New Yorker editor, David Remnick, on the vexed question of paywalls.
“I was going to be damned if I was going to train 18-year-olds, 20-year-olds, 25-year-olds, that this is like water that comes out of the sink,” he said, about The New Yorker.
Mr. Remnick was speaking at a breakfast for advertisers and some reporters in the Condé Nast Executive Dining Rooml last Tuesday morning. He said that if you want expensive reporting, then you’ll have to pay for it. Let’s just say that Mr. Remnick probably isn’t going to get a lunch with Jeff Jarvis or Arianna Huffington anytime soon and talk Web religion.
“There have been many stages of Web evangelical thinking. You must do this! You have to do that! Or you are clueless,” clucked Mr. Remnick.
“Remember the days of information wants to be free?” he continued. “So therefore the only thing that anyone with any brains could do with a magazine like The New Yorker is to put the whole thing online and give it away. Give it away! And if you were against that in some way or you said, ‘Wait a minute,’ you were–wait for it–clueless.

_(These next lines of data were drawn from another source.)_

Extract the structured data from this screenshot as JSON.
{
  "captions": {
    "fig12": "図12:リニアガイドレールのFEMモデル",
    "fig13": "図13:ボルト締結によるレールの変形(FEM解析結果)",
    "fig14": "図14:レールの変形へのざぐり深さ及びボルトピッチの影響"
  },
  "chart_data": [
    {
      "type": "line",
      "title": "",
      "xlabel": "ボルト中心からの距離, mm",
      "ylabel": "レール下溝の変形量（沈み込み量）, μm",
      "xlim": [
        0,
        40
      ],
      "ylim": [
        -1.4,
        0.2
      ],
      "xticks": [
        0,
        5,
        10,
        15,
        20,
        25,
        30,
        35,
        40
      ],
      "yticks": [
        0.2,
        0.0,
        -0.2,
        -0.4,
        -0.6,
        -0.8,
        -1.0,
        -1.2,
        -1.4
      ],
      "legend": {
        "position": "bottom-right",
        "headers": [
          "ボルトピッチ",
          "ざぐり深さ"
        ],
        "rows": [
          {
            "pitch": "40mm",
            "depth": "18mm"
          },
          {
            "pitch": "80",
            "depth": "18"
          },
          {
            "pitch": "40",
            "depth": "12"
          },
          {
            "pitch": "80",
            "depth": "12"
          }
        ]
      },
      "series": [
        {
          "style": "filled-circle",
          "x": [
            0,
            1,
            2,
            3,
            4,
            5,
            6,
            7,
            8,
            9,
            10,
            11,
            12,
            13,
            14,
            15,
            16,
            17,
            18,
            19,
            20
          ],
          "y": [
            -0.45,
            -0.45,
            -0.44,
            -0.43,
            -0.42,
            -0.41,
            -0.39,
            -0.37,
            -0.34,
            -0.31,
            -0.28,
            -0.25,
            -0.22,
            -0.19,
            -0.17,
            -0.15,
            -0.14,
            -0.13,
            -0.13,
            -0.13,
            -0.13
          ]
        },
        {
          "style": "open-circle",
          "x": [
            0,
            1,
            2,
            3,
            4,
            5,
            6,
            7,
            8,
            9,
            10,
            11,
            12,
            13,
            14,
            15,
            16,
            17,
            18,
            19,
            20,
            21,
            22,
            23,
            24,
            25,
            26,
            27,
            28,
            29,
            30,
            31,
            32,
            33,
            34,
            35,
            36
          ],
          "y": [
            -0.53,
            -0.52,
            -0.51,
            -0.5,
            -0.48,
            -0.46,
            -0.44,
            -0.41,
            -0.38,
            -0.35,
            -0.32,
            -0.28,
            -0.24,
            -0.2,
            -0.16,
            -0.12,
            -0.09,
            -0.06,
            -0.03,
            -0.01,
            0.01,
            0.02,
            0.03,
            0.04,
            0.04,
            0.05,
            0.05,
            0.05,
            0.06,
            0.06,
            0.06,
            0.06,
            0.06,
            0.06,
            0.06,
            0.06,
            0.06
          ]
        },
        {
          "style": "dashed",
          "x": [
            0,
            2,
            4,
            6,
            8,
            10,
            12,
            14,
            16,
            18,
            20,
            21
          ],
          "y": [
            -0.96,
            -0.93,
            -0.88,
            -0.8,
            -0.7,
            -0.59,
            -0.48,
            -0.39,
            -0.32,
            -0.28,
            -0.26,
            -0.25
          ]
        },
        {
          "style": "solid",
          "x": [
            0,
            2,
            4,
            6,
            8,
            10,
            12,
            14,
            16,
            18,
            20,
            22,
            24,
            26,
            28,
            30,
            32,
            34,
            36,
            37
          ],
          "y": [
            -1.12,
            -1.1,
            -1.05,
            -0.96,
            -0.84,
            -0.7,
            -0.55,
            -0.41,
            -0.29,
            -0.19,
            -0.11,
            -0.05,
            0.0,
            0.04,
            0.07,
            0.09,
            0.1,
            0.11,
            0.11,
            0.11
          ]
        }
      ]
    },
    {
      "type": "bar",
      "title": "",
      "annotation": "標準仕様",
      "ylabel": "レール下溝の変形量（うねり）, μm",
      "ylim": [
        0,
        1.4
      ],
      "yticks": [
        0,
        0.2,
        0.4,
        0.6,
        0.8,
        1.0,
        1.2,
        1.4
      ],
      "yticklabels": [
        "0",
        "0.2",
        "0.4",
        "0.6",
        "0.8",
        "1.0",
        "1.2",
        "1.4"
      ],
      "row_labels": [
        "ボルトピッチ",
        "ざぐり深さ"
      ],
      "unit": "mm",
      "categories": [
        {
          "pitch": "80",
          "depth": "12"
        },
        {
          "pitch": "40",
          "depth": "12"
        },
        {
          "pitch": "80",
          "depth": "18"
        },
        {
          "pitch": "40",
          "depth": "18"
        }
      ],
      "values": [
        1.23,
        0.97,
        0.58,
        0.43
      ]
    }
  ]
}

“I opted for clueless,” he said.
Mr. Remnick spoke about the magazine's digital edition (which is its own animal, accessible for a $39.95 fee for people who don’t subscribe to the print edition) and how some content is still free on the web. He's figuring it out, just like everyone else. He’s not in a rush. But when he does figure it out, you will be paying. Two weeks ago, Mr. Remnick told the London-based Arabic paper Asharq Al-Awsat that there are “millions” of people who will willingly pay for the news.
Well, I’d be willing to pay for the New Yorker . In fact, I already do — through the nose for the print edition. But it’s surprising that his magazine’s legendary fact-checkers didn’t pick him up on one point — tapwater isn’t free. We pay water rates or water charges for it.